Humboldt F. [H.] A. von [Freiherr]
Kosmos. Entwurf einer physischen Weltbeschreibung. [Complete set of five text volumes and the authorized atlas by Bromme].
Stuttgart and Tübingen, J. C. Cotta, 1845-1862. Six volumes (text and atlas) in seven. 8vo (21.0 x 13.1 cm). 3546 pp. (1 [1845]: xvi, 394; 2 [1847]: 544; 3 [1850] 645; 4 [1858] 650; 5.1-5.2 [1862] 1-592; 593-1297). Atlas in two parts (descriptive text; maps) oblong 4to (28.1 x 34.1 cm); two title pages, [ii], 136 pp. (for a total of 3674 pp.); 42 lithographed and engraved maps of which 39 originally hand-coloured. Text volumes: Uniform brown, grained half morocco over pebbled boards. Spines with gilt ornamental bands and vignettes. Yellow endpapers. Mottled edges. Atlas volumes: uniform brown full cloth. Spines with gilt ornamental bands and title. Original printed wrapper bound in.

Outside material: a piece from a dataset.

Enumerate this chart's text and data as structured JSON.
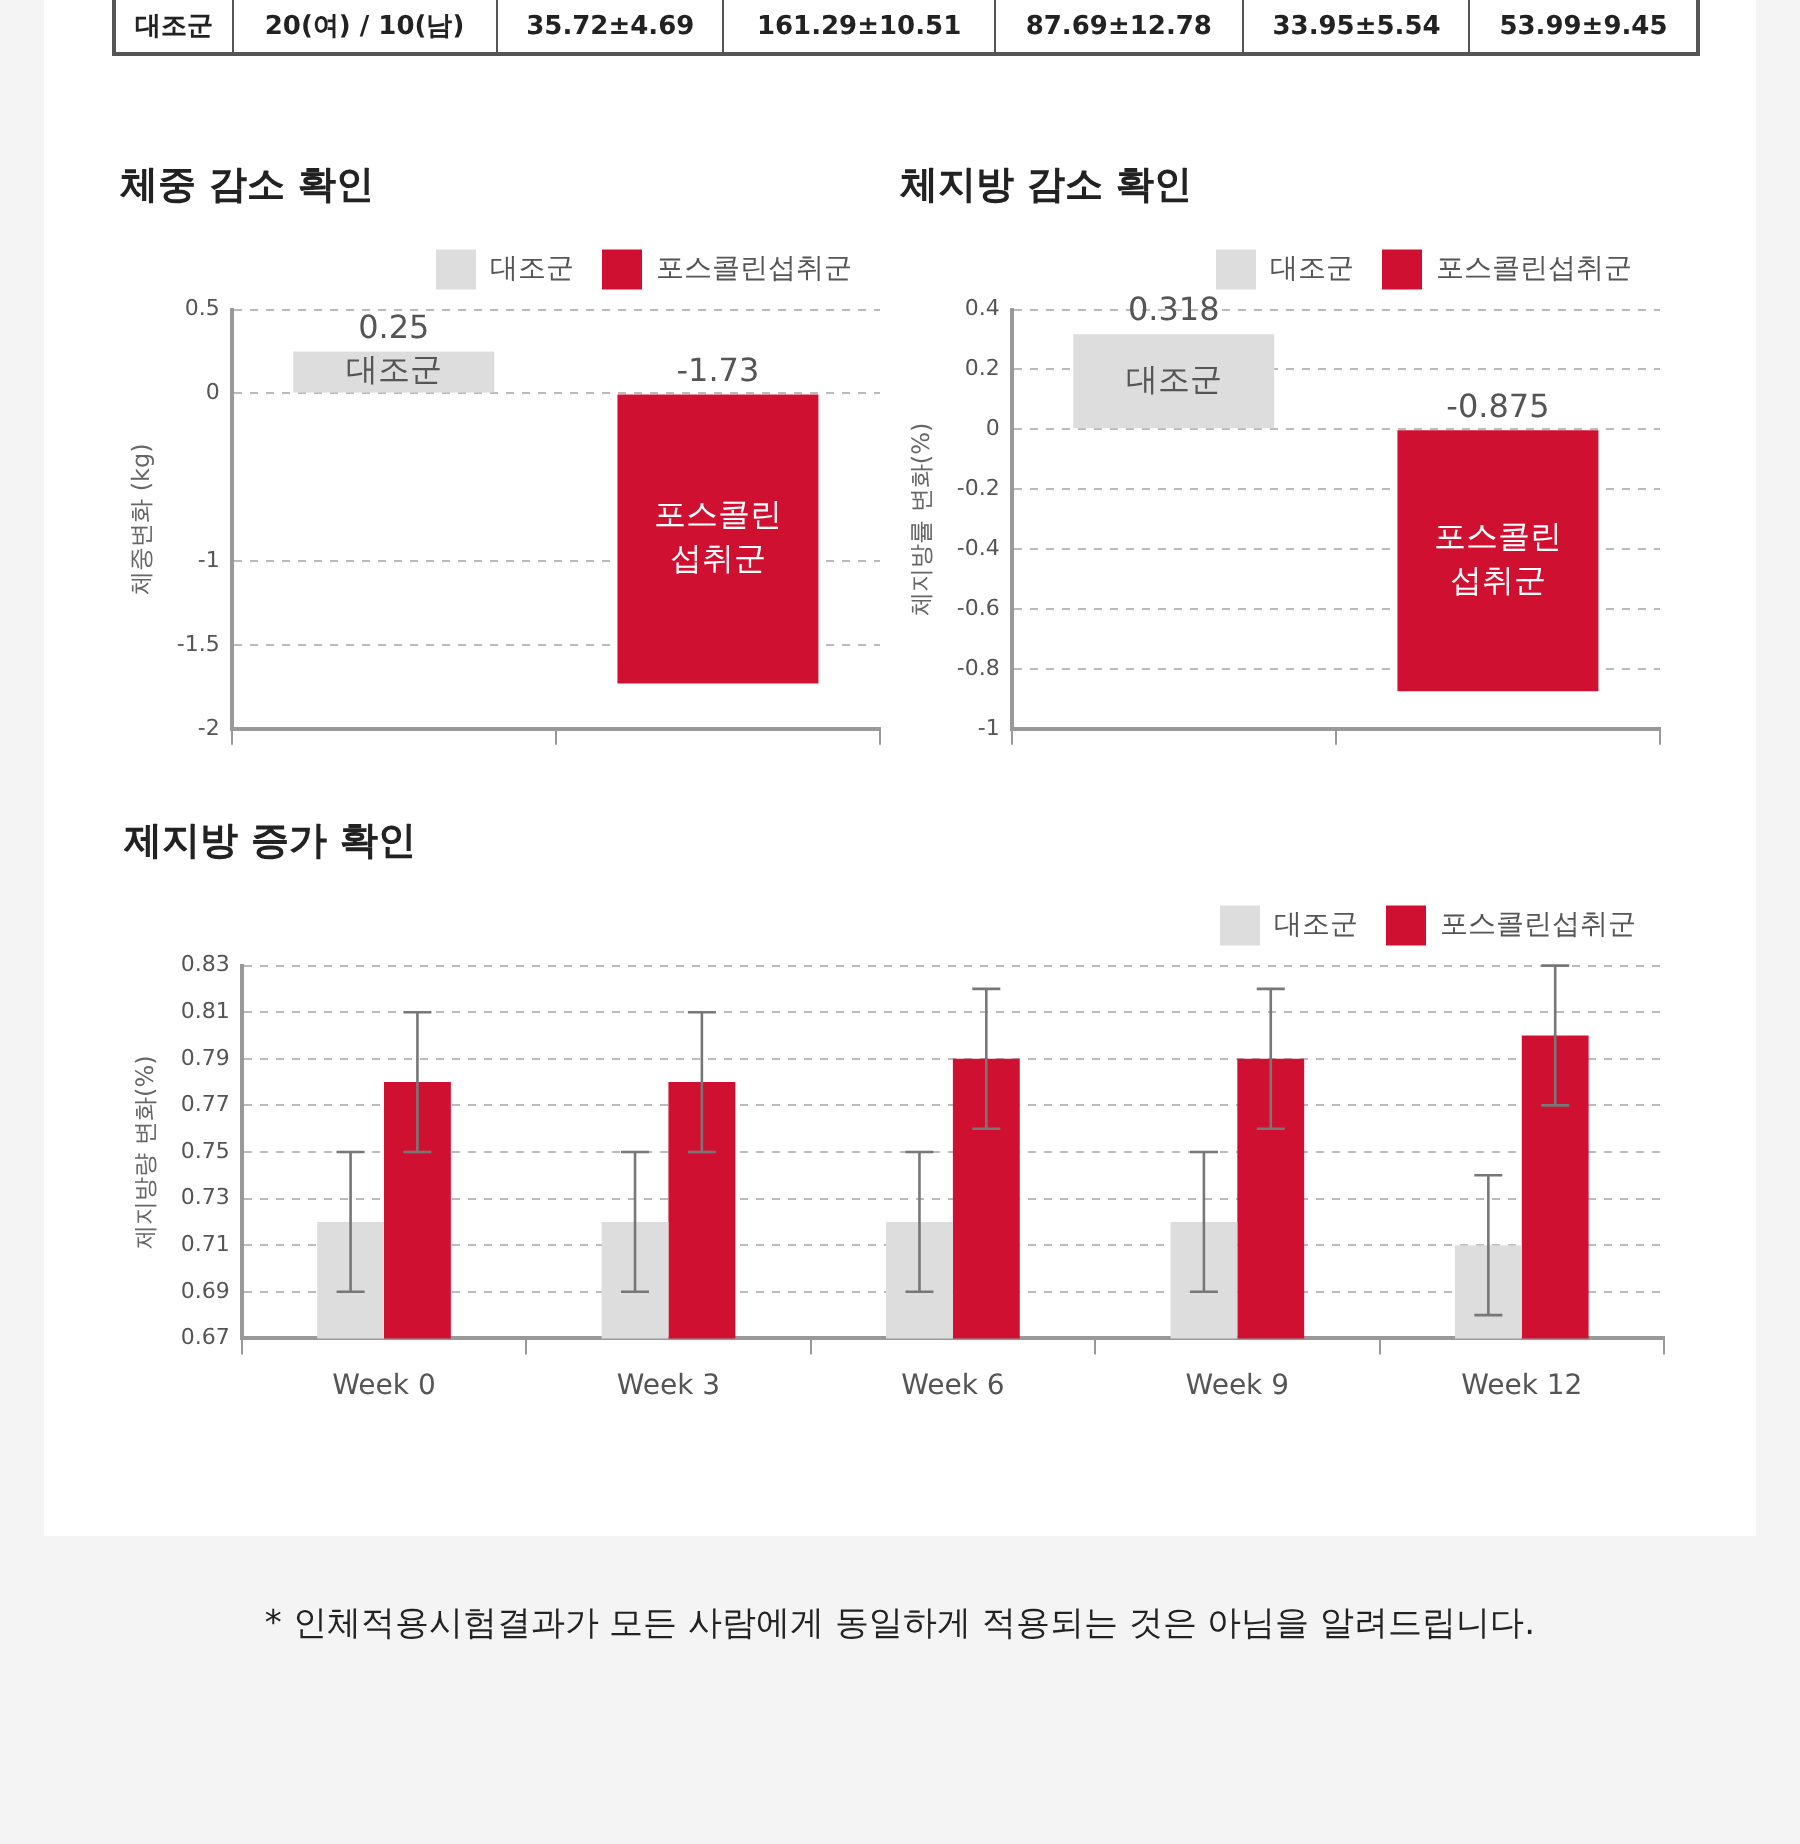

One of the great 19th-century German classics. A rare complete set including the 5th text volume that was published much later and is often lacking. This set also has the original atlas by the German geographer and travel-writer Traugott Bromme (1802-1866), not the later, abridged Volksausgabe. Written by the German explorer and polymath (geographer, geologist, botanist, zoologist, philosopher) Friedrich Heinrich Alexander von Humboldt (1769-1859). Alexander von Humboldt "resurrected the use of the word cosmos from the ancient Greek and assigned it to his multivolume treatise, Kosmos, in which he sought to unify diverse branches of scientific knowledge and culture. This important work also motivated a holistic perception of the universe as one interacting entity, which introduced concepts of ecology leading to ideas of environmentalism" (Wikipedia). According to Keller, Humboldt planned this work for 50 years and it is what he regarded as his magnum opus. The outlines of Humboldt's view of the universe, or in Humboldt's words "the picture of nature" are presented in the first volume and explored in detail in the third and fourth. The third volume focuses on astronomy and the fourth on geology. Later, a fifth volume was added, which is rare and seldom included, but present in this set. Plate 6 is in revised edition, approved by von Humboldt, and replacing an earlier version which contained a serious mistake. Endpapers of the last three text volumes spotted; text leaves, however, nearly all entirely clean, or with just a few, small spots - a very uncommon, superior condition; atlas volumes with small, former private owner's inscription, rear boards of the atlas volumes spotted; several plates very slightly age-toned, and a bit of thumbing in the lower margins, otherwise very good, complete. PMM 320; Sabin, 33726; Sparrow, Milestones of Science, 106; Ward and Carozzi 1141.